Students will be able to explain why a three-digit number is greater than another three-digit number with academic vocabulary using sentence frames.

#### Introduction

(5 minutes)
• Gather students together in a comfortable area.
• Write down the following story problem on the whiteboard:
• Zany the Zebra was very hungry. Zany the Zebra walked for awhile and found a pile of 100 pounds of grass by her favorite watering hole. She walked a little further and found a pile of 150 pounds of grass by a big tree. Zany the Zebra wants to eat the pile of grass with the greatest amount. Which pile of grass should Zany the Zebra eat? Why?

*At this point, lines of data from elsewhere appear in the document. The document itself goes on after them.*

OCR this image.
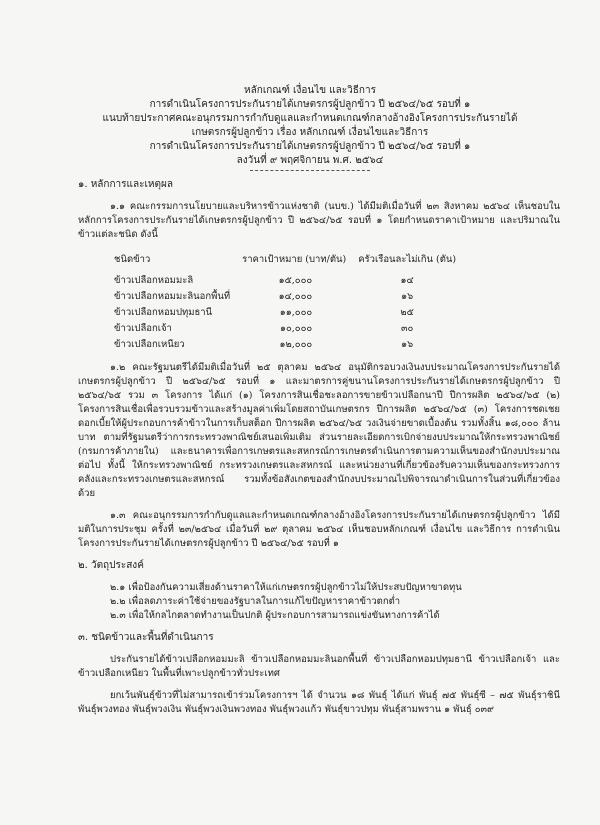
หลักเกณฑ์ เงื่อนไข และวิธีการ
การดำเนินโครงการประกันรายได้เกษตรกรผู้ปลูกข้าว ปี ๒๕๖๔/๖๕ รอบที่ ๑
แนบท้ายประกาศคณะอนุกรรมการกำกับดูแลและกำหนดเกณฑ์กลางอ้างอิงโครงการประกันรายได้
เกษตรกรผู้ปลูกข้าว เรื่อง หลักเกณฑ์ เงื่อนไขและวิธีการ
การดำเนินโครงการประกันรายได้เกษตรกรผู้ปลูกข้าว ปี ๒๕๖๔/๖๕ รอบที่ ๑
ลงวันที่ ๙ พฤศจิกายน พ.ศ. ๒๕๖๔

๑. หลักการและเหตุผล

๑.๑ คณะกรรมการนโยบายและบริหารข้าวแห่งชาติ (นบข.) ได้มีมติเมื่อวันที่ ๒๓ สิงหาคม ๒๕๖๔ เห็นชอบในหลักการโครงการประกันรายได้เกษตรกรผู้ปลูกข้าว ปี ๒๕๖๔/๖๕ รอบที่ ๑ โดยกำหนดราคาเป้าหมาย และปริมาณในข้าวแต่ละชนิด ดังนี้

ชนิดข้าว	ราคาเป้าหมาย (บาท/ตัน)	ครัวเรือนละไม่เกิน (ตัน)
ข้าวเปลือกหอมมะลิ	๑๕,๐๐๐	๑๔
ข้าวเปลือกหอมมะลินอกพื้นที่	๑๔,๐๐๐	๑๖
ข้าวเปลือกหอมปทุมธานี	๑๑,๐๐๐	๒๕
ข้าวเปลือกเจ้า	๑๐,๐๐๐	๓๐
ข้าวเปลือกเหนียว	๑๒,๐๐๐	๑๖

๑.๒ คณะรัฐมนตรีได้มีมติเมื่อวันที่ ๒๕ ตุลาคม ๒๕๖๔ อนุมัติกรอบวงเงินงบประมาณโครงการประกันรายได้เกษตรกรผู้ปลูกข้าว ปี ๒๕๖๔/๖๕ รอบที่ ๑ และมาตรการคู่ขนานโครงการประกันรายได้เกษตรกรผู้ปลูกข้าว ปี ๒๕๖๔/๖๕ รวม ๓ โครงการ ได้แก่ (๑) โครงการสินเชื่อชะลอการขายข้าวเปลือกนาปี ปีการผลิต ๒๕๖๔/๖๕ (๒) โครงการสินเชื่อเพื่อรวบรวมข้าวและสร้างมูลค่าเพิ่มโดยสถาบันเกษตรกร ปีการผลิต ๒๕๖๔/๖๕ (๓) โครงการชดเชยดอกเบี้ยให้ผู้ประกอบการค้าข้าวในการเก็บสต็อก ปีการผลิต ๒๕๖๔/๖๕ วงเงินจ่ายขาดเบื้องต้น รวมทั้งสิ้น ๑๘,๐๐๐ ล้านบาท ตามที่รัฐมนตรีว่าการกระทรวงพาณิชย์เสนอเพิ่มเติม ส่วนรายละเอียดการเบิกจ่ายงบประมาณให้กระทรวงพาณิชย์ (กรมการค้าภายใน) และธนาคารเพื่อการเกษตรและสหกรณ์การเกษตรดำเนินการตามความเห็นของสำนักงบประมาณต่อไป ทั้งนี้ ให้กระทรวงพาณิชย์ กระทรวงเกษตรและสหกรณ์ และหน่วยงานที่เกี่ยวข้องรับความเห็นของกระทรวงการคลังและกระทรวงเกษตรและสหกรณ์ รวมทั้งข้อสังเกตของสำนักงบประมาณไปพิจารณาดำเนินการในส่วนที่เกี่ยวข้องด้วย

๑.๓ คณะอนุกรรมการกำกับดูแลและกำหนดเกณฑ์กลางอ้างอิงโครงการประกันรายได้เกษตรกรผู้ปลูกข้าว ได้มีมติในการประชุม ครั้งที่ ๒๓/๒๕๖๔ เมื่อวันที่ ๒๙ ตุลาคม ๒๕๖๔ เห็นชอบหลักเกณฑ์ เงื่อนไข และวิธีการ การดำเนินโครงการประกันรายได้เกษตรกรผู้ปลูกข้าว ปี ๒๕๖๔/๖๕ รอบที่ ๑

๒. วัตถุประสงค์

๒.๑ เพื่อป้องกันความเสี่ยงด้านราคาให้แก่เกษตรกรผู้ปลูกข้าวไม่ให้ประสบปัญหาขาดทุน

๒.๒ เพื่อลดภาระค่าใช้จ่ายของรัฐบาลในการแก้ไขปัญหาราคาข้าวตกต่ำ

๒.๓ เพื่อให้กลไกตลาดทำงานเป็นปกติ ผู้ประกอบการสามารถแข่งขันทางการค้าได้

๓. ชนิดข้าวและพื้นที่ดำเนินการ

ประกันรายได้ข้าวเปลือกหอมมะลิ ข้าวเปลือกหอมมะลินอกพื้นที่ ข้าวเปลือกหอมปทุมธานี ข้าวเปลือกเจ้า และข้าวเปลือกเหนียว ในพื้นที่เพาะปลูกข้าวทั่วประเทศ

ยกเว้นพันธุ์ข้าวที่ไม่สามารถเข้าร่วมโครงการฯ ได้ จำนวน ๑๘ พันธุ์ ได้แก่ พันธุ์ ๗๕ พันธุ์ซี – ๗๕ พันธุ์ราชินี พันธุ์พวงทอง พันธุ์พวงเงิน พันธุ์พวงเงินพวงทอง พันธุ์พวงแก้ว พันธุ์ขาวปทุม พันธุ์สามพราน ๑ พันธุ์ ๐๓๙
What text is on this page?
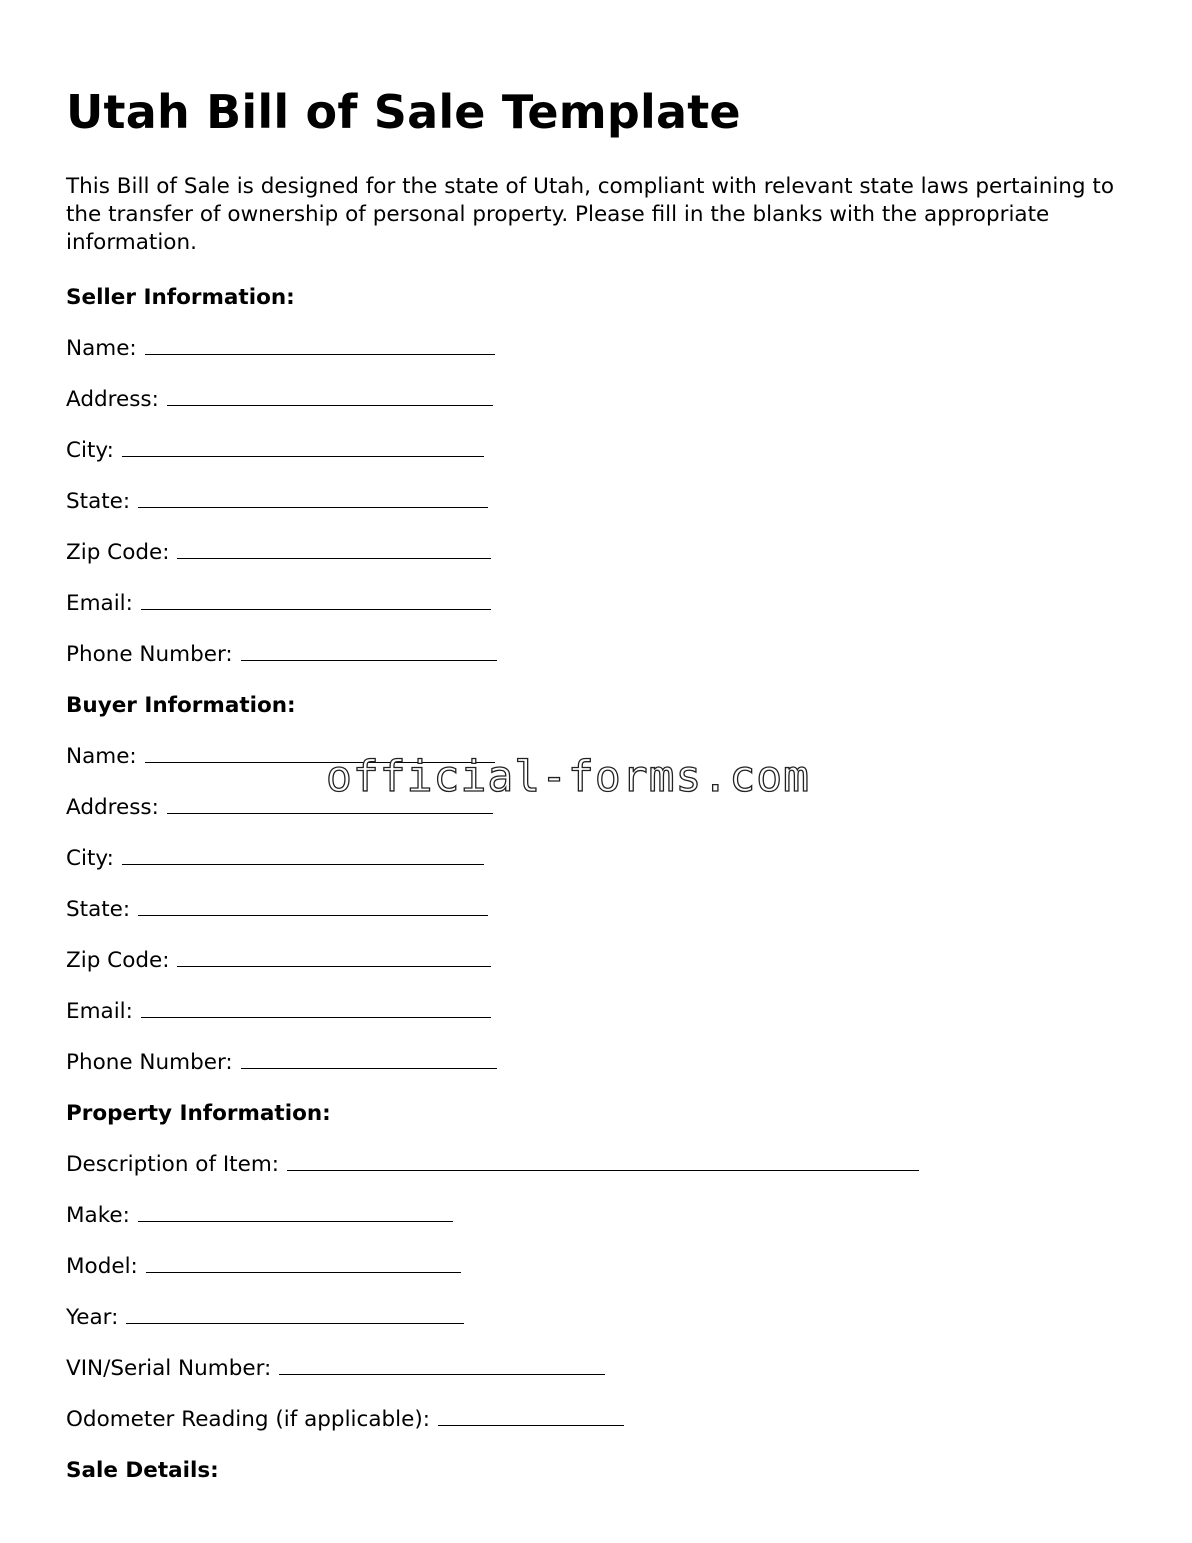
Utah Bill of Sale Template

This Bill of Sale is designed for the state of Utah, compliant with relevant state laws pertaining to the transfer of ownership of personal property. Please fill in the blanks with the appropriate information.

Seller Information:
Name:
Address:
City:
State:
Zip Code:
Email:
Phone Number:
Buyer Information:
Name:
Address:
City:
State:
Zip Code:
Email:
Phone Number:
Property Information:
Description of Item:
Make:
Model:
Year:
VIN/Serial Number:
Odometer Reading (if applicable):
Sale Details:
official-forms.com
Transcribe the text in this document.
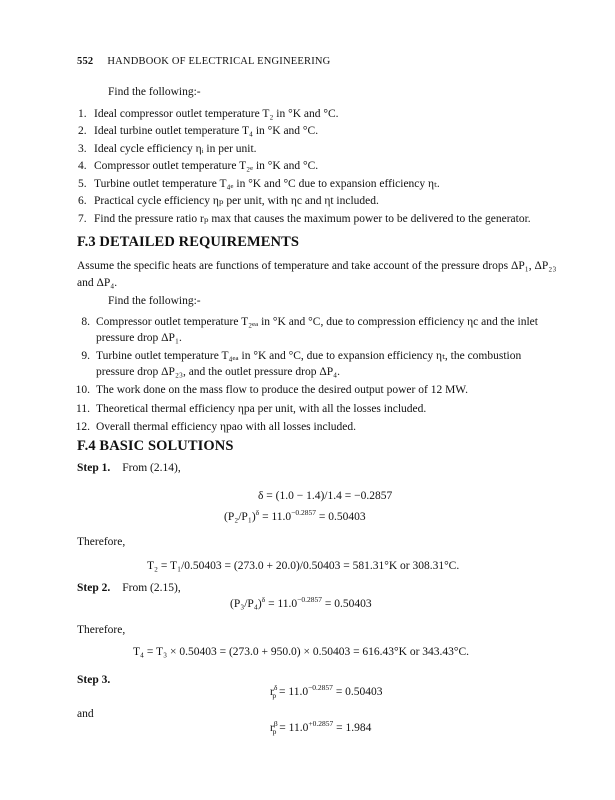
552 HANDBOOK OF ELECTRICAL ENGINEERING
Find the following:-
1. Ideal compressor outlet temperature T₂ in °K and °C.
2. Ideal turbine outlet temperature T₄ in °K and °C.
3. Ideal cycle efficiency ηᵢ in per unit.
4. Compressor outlet temperature T₂ₑ in °K and °C.
5. Turbine outlet temperature T₄ₑ in °K and °C due to expansion efficiency ηₜ.
6. Practical cycle efficiency ηₚ per unit, with ηc and ηt included.
7. Find the pressure ratio rₚ max that causes the maximum power to be delivered to the generator.
F.3 DETAILED REQUIREMENTS
Assume the specific heats are functions of temperature and take account of the pressure drops ΔP₁, ΔP₂₃ and ΔP₄.
Find the following:-
8. Compressor outlet temperature T₂ₑₐ in °K and °C, due to compression efficiency ηc and the inlet pressure drop ΔP₁.
9. Turbine outlet temperature T₄ₑₐ in °K and °C, due to expansion efficiency ηₜ, the combustion pressure drop ΔP₂₃, and the outlet pressure drop ΔP₄.
10. The work done on the mass flow to produce the desired output power of 12 MW.
11. Theoretical thermal efficiency ηpa per unit, with all the losses included.
12. Overall thermal efficiency ηpao with all losses included.
F.4 BASIC SOLUTIONS
Step 1. From (2.14),
δ = (1.0 − 1.4)/1.4 = −0.2857
$(P_2/P_1)^\delta = 11.0^{-0.2857} = 0.50403$
Therefore,
T₂ = T₁/0.50403 = (273.0 + 20.0)/0.50403 = 581.31°K or 308.31°C.
Step 2. From (2.15),
$(P_3/P_4)^\delta = 11.0^{-0.2857} = 0.50403$
Therefore,
T₄ = T₃ × 0.50403 = (273.0 + 950.0) × 0.50403 = 616.43°K or 343.43°C.
Step 3.
$r^\delta_p = 11.0^{-0.2857} = 0.50403$
and
$r^\beta_p = 11.0^{+0.2857} = 1.984$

• Read the story problem out loud and ask students to reflect on what the problem is asking. Allow students to come up to circle the two important numbers in the story problem. Clarify the meaning of any unknown/difficult words in the story problem by showing students visuals online (e.g. pounds, zebra, watering hole, etc.)
• Have students think-pair-share with a partner which pile of grass Zany the Zebra should eat. Provide students with sentence frames to support their discussion (e.g. "I think Zany should eat ________ because ________").
• Allow a few students to share out their ideas with the rest of the class. Do not tell students what the correct answer is. Remind students to justify their thinking using the sentence frame.